SCMP Friday, June 16, 2000
Price of intervention
For a change, the usually moribund Liberal Party has spun a good yarn. On the day the Bank of China Hong Kong-Macau Regional Office published its quarterly economic report, warning against further falls in property prices, the party announced plans for a rally on Sunday to urge the Government to stop selling land and subsidised flats.
As if this were not a strong enough signal to the Government, property tycoon Li Ka-shing appeared at a public function and felt obliged to offer a word of support for the party that most clearly represents the business sector.
Welcome to the opening salvo of the Liberal Party's campaign for the Legislative Council elections in September. Other political parties may stay away from its rally, but most agree that "breathing life" into the property market is the biggest issue of the election.
The pressure is now on Chief Executive Tung Chee-hwa to address these vociferous calls for extricating homeowners who have fallen into the deep pit of "negative assets" by going into the market when prices were sky high. Having been blamed for precipitating the crash by vowing in his first Policy Address in 1997 to build 85,000 flats a year to suppress soaring prices, Mr Tung is now hard-pressed to satisfy their demands.
After all, despite its avowed economic policy of non-intervention, the Government has always been a major player in the housing market, both as the largest landowner and as a provider of subsidised flats. Its housing policy has always had a strong impact on the market.
But it would be a mistake for Mr Tung to succumb to the latest pressure. Home prices have fallen dramatically, and it hurts.

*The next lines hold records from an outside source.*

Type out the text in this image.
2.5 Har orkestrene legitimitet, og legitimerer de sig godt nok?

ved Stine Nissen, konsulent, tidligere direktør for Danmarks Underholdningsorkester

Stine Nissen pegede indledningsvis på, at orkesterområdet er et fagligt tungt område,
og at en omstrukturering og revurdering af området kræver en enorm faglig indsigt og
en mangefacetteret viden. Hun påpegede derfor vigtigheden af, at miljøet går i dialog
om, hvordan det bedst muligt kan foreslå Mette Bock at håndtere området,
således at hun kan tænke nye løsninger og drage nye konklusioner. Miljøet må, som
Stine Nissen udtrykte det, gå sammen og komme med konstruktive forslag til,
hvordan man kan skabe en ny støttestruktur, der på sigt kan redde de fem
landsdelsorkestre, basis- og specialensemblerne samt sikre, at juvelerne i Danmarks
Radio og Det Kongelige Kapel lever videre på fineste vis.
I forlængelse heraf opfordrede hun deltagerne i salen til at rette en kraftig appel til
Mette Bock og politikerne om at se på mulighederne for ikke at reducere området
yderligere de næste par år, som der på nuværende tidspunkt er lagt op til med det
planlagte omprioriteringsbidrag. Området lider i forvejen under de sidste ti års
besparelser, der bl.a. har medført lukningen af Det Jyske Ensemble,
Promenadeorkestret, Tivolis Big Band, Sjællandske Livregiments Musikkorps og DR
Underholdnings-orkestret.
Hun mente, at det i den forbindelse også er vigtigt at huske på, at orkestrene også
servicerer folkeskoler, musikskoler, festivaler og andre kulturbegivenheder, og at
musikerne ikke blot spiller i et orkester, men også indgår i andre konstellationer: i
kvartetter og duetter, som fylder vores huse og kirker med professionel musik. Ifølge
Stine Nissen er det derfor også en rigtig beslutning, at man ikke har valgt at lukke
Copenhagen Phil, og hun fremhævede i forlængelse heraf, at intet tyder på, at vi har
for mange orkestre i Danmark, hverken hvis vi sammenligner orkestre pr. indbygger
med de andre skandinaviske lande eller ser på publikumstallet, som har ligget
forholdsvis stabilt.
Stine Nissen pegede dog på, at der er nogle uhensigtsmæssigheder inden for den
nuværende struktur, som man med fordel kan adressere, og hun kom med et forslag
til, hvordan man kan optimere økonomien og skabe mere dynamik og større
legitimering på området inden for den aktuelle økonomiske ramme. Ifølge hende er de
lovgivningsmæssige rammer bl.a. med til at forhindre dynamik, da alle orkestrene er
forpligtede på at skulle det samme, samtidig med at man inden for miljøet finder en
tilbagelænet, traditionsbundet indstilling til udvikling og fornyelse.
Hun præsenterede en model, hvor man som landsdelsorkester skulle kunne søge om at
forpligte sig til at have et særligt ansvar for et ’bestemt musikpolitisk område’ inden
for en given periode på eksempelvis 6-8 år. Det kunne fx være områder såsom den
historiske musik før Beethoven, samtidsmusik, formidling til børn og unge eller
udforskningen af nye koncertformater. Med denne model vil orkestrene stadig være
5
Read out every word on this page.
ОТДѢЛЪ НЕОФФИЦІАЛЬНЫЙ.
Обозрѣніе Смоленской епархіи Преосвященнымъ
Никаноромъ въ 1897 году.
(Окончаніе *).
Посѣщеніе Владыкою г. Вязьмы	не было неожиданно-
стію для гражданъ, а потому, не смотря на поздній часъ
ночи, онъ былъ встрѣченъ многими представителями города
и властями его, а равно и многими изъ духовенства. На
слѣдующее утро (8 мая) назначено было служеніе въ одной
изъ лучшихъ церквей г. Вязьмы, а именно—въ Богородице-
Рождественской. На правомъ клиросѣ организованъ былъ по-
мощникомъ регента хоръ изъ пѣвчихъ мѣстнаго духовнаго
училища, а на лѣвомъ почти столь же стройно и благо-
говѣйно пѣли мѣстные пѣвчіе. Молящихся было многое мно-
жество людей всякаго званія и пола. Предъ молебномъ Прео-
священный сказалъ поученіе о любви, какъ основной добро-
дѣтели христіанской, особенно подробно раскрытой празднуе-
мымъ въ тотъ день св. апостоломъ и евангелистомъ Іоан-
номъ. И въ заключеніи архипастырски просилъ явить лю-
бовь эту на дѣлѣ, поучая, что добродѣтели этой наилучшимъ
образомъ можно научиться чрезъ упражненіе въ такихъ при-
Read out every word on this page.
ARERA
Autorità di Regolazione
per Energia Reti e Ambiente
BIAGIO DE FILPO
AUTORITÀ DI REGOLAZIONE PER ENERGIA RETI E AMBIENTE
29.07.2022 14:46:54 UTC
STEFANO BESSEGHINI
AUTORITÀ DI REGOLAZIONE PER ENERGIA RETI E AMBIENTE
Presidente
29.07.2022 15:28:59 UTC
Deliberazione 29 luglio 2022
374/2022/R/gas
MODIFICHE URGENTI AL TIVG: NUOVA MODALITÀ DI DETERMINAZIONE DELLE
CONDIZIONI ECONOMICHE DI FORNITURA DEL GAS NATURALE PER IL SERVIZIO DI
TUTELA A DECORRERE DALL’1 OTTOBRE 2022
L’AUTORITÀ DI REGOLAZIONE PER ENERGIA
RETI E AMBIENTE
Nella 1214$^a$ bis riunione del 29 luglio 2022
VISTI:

But because of the Hong Kong dollar's peg to the greenback, our cost of living remains about the highest in the region, especially as most of our Asian neighbours have devalued their currencies. High operating costs work against Hong Kong's attempt to further develop itself as a global financial and services centre.
Due to an ever-increasing population, the property sector has long been a main driving force in the local economy. But costs have now become so high that some multinationals have departed for other regional cities, notably Singapore and Shanghai. If flat and office prices rise sharply yet again, this trickle could become a heavy stream.
While Mr Tung's strategy of promoting hi-tech industries has invited criticism, he is right to push for more diversity in the economy. But diversification is unlikely if high costs keep potential investors from coming and drive away those who are already here.
Further falls in property prices may inflict more damage. But what the Government should do, at most, is a little tinkering to inject confidence in the market. The economy is already rebounding. Any drastic measures to push property prices back up would be just as counter-productive as Mr Tung's bid three years ago to boost housing supply as the property bubble was about to burst.